Doug Ploss
"Cowgirl Tattoo"
by Johanna J. Bodde

"Cowgirl Tattoo"
(Fertile Ground Records)

"They play my stuff Down Under and in The Netherlands / And on little po dunk stations - far from greedy hands / I'd rather pick my guitar in some old run down hole / Than to get turned into plastic and lose my country soul". According to Doug Ploss from Idaho in "Under The Radar", a countryrock song with pedal steel guitar, where he sounds a surprising lot like Waylon Jennings (one of his heroes). There's a line about Jesus in the song, as spirituality is very important in his life. And this is definitely the highlight of his fine third self-released album!
His second CD "Tar City" (still available and still recommended) found its way to more than one hundred radio stations in Europe, so many of us know Doug already. I was impressed by his statement that he wrote the songs to make a mockery of empty religion. He heard a lot of comparisons with Buddy Miller back then, but the new CD "Cowgirl Tattoo" is quite different, mostly thanks to that pedal steel guitar (played by Donnie Marvin) on nine of the thirteen tracks. Sincere and direct, those are the words that first come to my mind when listening...
Track one is a cover, "Ain't No Grave" (written by Claude Ely), catchy uptempo little rocker. Then that fabulous "Under The Radar" follows, exposing the Nashville scene for what it really is: "The whole thing would explode without Auto Tune"! In "Good Looker" a fiddle is featured, it's a light-hearted love song for Doug's wife Tricia, who sings backing vocals on the record. That theme continues in the title track, the sound of seventies countryrock going very well with the lay-out of the CD, looking like the worn-out sleeve of an often-played LP. "I walked into Stinger's with a picture of you / I said: Man, can you make me a cowgirl tattoo?". And Doug's not bragging, that huge tattoo on his muscular upper arm is for real!
"Ring Of Fire" is another very strong cover. No horns, but drums and pedal steel and Tricia's harmony deliver a new, different sound to the familiar song. "The Bag It Came In" also got an interesting arrangement: acoustic guitar, fiddle and pedal steel taking turns on the solos and solid drumming by Lawson Hill, the lyrics might be a bit too realistic for some people -including me- though. Slow, with steel, that's "Three Strand Cord": "You and I and the Lord." The message in the following song ("Trespassin' is illegal and stealin' is a crime / Lord, help not cross that property line") is packaged in catchy uptempo music and very funny lines like: "I could eat the South end of a Northbound cow / Temptation came down - right out of the blue / When I got a whiff of the neighbor's BBQ", indeed: "Nice Steak, Not Mine"!

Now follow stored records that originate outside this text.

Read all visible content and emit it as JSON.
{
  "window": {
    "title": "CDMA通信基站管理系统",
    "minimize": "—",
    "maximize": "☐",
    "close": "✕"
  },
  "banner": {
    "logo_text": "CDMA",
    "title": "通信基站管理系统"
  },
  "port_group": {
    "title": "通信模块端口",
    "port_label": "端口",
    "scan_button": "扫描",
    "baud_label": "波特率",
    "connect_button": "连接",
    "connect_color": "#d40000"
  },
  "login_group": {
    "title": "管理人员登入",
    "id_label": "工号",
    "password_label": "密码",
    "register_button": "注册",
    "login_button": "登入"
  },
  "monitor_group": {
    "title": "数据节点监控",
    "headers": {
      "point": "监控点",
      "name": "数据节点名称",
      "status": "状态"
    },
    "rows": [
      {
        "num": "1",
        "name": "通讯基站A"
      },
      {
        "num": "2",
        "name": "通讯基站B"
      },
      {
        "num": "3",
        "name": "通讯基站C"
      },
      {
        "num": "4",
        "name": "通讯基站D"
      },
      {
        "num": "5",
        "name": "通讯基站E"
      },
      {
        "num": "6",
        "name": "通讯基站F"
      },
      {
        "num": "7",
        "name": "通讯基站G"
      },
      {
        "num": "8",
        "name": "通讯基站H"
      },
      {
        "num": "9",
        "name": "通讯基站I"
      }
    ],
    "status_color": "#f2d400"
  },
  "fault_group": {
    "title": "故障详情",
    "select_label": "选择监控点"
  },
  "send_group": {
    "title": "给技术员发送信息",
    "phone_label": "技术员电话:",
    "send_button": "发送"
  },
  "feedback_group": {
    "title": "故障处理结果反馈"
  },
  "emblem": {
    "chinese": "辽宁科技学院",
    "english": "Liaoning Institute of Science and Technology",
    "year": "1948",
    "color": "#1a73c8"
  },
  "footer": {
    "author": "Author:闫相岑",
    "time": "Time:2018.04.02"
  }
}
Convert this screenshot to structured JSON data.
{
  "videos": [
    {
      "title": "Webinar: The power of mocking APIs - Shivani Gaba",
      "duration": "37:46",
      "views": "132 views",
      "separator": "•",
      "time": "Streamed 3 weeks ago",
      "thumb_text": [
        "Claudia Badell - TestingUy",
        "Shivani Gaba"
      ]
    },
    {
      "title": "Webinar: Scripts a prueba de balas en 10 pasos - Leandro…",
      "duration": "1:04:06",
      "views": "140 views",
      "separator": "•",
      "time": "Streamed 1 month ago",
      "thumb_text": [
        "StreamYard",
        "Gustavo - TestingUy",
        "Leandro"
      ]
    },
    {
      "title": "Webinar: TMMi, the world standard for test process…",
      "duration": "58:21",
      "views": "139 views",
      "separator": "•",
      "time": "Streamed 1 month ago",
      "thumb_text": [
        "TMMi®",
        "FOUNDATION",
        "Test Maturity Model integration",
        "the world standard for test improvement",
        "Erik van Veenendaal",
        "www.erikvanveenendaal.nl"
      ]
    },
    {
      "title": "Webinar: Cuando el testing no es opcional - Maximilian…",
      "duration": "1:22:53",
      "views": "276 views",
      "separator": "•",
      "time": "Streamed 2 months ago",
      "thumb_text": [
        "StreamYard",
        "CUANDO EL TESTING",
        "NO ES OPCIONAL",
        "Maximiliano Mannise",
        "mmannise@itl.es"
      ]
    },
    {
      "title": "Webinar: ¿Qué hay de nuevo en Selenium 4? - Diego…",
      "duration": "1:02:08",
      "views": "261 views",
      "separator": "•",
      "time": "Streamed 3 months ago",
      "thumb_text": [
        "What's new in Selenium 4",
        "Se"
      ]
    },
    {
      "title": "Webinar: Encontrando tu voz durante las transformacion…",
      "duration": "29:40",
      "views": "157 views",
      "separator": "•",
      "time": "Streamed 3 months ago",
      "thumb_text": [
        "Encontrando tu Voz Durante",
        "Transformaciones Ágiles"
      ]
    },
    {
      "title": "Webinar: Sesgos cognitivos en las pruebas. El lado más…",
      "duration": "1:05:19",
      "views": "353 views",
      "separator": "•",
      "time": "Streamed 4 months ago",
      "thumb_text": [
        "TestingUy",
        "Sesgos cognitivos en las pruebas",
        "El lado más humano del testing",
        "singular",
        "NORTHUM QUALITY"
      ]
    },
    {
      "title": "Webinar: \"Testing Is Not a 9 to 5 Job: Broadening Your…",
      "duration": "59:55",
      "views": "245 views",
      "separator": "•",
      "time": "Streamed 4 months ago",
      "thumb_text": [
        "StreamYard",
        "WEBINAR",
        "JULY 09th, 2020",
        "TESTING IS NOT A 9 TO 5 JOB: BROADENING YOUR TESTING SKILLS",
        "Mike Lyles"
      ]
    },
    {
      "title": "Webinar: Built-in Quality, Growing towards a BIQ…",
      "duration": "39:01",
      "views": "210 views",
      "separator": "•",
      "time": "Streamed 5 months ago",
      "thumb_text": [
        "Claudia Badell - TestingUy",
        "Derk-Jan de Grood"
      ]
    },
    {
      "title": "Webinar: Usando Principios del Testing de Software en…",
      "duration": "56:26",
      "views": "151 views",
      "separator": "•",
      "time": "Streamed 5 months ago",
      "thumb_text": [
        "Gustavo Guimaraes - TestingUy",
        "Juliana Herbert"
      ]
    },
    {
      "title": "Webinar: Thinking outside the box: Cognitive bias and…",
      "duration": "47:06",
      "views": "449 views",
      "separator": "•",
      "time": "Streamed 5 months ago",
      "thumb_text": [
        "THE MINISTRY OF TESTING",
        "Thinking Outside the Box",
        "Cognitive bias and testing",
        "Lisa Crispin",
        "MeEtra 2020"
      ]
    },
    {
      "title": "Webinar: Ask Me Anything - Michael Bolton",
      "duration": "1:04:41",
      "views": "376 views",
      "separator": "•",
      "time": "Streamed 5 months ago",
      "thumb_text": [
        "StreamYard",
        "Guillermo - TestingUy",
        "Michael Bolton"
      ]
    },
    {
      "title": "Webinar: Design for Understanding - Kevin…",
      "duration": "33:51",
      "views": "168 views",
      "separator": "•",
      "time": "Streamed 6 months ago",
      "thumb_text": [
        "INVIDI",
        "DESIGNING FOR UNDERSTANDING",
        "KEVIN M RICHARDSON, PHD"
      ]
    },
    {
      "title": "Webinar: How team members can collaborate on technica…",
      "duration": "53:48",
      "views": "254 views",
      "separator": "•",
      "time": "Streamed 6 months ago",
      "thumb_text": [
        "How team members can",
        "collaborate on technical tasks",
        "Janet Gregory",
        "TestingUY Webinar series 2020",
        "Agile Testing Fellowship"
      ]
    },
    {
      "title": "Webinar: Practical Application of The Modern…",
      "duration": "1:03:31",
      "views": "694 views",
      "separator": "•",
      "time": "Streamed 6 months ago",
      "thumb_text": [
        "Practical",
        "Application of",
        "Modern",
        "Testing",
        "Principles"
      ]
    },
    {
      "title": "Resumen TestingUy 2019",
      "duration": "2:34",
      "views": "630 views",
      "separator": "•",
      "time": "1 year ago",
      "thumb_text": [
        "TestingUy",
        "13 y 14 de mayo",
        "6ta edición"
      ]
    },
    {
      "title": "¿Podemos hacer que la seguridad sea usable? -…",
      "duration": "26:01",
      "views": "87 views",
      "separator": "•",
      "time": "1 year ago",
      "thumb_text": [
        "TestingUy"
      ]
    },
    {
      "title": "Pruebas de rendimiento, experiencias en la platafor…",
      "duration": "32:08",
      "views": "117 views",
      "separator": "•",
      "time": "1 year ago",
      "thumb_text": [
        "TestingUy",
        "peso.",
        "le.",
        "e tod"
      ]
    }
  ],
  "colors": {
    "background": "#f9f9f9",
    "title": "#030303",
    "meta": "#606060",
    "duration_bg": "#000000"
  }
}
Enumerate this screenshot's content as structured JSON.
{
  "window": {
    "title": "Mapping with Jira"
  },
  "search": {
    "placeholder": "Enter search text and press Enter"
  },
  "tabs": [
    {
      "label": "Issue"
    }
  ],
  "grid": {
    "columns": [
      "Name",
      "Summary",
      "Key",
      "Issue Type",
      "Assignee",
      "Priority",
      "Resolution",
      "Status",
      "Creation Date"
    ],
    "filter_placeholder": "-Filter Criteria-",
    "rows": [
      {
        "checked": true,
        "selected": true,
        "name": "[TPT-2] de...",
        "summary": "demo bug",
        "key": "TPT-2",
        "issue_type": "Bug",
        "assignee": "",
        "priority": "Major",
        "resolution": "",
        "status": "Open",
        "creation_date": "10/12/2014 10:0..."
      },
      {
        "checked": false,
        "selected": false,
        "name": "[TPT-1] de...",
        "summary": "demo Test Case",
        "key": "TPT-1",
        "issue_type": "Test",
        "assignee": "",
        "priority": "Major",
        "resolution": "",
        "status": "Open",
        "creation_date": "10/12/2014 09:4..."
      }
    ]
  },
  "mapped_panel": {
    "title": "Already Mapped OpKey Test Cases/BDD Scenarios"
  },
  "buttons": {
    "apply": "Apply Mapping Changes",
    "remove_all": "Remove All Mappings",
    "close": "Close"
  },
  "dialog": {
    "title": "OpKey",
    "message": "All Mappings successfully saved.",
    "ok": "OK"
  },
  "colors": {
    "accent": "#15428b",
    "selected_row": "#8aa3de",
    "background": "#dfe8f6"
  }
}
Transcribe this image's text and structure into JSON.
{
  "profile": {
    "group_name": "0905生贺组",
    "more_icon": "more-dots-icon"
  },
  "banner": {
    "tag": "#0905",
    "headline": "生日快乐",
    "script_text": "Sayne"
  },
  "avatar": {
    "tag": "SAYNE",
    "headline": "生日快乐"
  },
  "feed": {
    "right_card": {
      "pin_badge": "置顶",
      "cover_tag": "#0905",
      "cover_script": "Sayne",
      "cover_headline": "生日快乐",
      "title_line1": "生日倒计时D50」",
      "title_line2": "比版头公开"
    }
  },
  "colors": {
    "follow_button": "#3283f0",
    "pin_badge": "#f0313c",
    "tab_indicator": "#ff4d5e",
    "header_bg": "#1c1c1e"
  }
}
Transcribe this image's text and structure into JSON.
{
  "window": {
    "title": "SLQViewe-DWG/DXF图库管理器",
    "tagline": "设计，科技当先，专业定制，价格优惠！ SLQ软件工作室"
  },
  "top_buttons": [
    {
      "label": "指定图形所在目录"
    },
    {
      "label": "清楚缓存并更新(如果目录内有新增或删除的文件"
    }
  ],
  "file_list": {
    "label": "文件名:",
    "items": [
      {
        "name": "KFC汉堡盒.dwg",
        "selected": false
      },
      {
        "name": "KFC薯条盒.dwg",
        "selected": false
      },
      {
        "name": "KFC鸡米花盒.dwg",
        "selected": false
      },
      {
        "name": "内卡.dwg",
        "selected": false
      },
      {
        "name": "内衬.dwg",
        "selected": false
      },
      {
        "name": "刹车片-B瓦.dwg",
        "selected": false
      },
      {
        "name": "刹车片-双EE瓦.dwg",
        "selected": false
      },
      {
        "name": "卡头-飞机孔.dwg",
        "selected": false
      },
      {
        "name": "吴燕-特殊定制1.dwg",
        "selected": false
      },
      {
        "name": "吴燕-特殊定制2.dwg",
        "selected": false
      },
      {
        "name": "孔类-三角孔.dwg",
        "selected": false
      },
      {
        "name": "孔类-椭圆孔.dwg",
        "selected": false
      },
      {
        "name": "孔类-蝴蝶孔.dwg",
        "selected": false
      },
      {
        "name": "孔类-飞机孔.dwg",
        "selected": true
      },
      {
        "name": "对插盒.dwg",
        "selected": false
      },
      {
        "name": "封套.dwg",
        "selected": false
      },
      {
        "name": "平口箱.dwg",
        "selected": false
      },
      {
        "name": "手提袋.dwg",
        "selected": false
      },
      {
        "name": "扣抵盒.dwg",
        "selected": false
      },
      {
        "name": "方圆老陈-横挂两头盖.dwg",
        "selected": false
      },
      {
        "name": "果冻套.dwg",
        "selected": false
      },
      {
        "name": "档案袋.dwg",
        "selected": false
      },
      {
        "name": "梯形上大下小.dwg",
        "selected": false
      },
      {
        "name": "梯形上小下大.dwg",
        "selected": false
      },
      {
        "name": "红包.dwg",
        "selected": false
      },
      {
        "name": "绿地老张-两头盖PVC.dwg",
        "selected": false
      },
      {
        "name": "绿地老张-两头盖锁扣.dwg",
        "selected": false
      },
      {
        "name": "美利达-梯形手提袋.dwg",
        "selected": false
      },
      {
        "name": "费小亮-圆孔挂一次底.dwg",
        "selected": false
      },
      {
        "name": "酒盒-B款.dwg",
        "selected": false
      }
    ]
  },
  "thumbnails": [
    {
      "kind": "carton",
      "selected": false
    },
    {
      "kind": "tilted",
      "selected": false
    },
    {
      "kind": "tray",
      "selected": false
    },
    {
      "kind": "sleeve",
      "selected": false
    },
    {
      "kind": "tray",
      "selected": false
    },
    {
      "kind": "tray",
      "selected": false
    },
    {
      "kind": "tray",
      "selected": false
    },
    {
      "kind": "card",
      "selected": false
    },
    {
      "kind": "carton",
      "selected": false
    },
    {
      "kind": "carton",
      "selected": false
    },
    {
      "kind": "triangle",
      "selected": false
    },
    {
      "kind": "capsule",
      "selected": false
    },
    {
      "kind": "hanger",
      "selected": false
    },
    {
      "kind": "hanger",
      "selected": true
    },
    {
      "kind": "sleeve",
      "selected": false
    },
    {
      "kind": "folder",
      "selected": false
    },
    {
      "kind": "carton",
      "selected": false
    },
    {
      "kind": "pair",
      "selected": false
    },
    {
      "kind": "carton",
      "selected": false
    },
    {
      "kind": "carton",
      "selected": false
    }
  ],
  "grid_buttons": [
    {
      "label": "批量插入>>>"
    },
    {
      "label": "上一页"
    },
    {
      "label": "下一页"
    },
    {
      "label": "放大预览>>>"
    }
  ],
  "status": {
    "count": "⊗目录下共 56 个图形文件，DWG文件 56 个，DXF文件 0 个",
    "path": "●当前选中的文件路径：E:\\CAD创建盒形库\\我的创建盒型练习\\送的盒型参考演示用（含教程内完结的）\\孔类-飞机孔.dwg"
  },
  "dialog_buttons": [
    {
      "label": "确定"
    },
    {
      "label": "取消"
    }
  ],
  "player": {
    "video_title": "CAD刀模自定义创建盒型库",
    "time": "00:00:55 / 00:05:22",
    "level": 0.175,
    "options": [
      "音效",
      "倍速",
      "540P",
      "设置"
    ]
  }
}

"Wayward Son" is a gorgeous ballad, Lawson Hill holding back in subtle percussion-like drumming and Noah Jeffries playing those beautiful fiddle solos, while Doug handles his mandolin here. Modern day take on the story of the prodigal son. Still slow, but with pedal steel is the "High Desert Serenade", a song about Idaho ("Now the sky looks like it's on fire / You fan the flame then turn off the light") and how Doug practices his religion: "I'm gonna kneel right here in the dirt and thank Him / Have a little church on the tailgate of my Ford." "The Valley" is a remake of a successful song from Doug's first album "Backporch Revival", with the haunting sound of a "Ghostriders In The Sky", quite impressive. "Come Thou Fount" is a traditional, hymn-like song and then we're already listening to the last track, "You Were On His Mind", a powerful rhythmic ballad featuring mandolin, fiddle and very nice harmonies. "When Jesus was on the cross / You were on His mind", I know already what to play in my radioshow around Easter time!
The compositions are all very strong, the lyrics simple and straight forward, Doug's message that he cares about people, doesn't need too many fancy words. Please, don't let Doug's tough biker looks scare you and check out his album... I just love the messages from his niece and nephew on MySpace, asking slightly suspicious: "Have you been working out? You look like one of the guys from American Chopper!"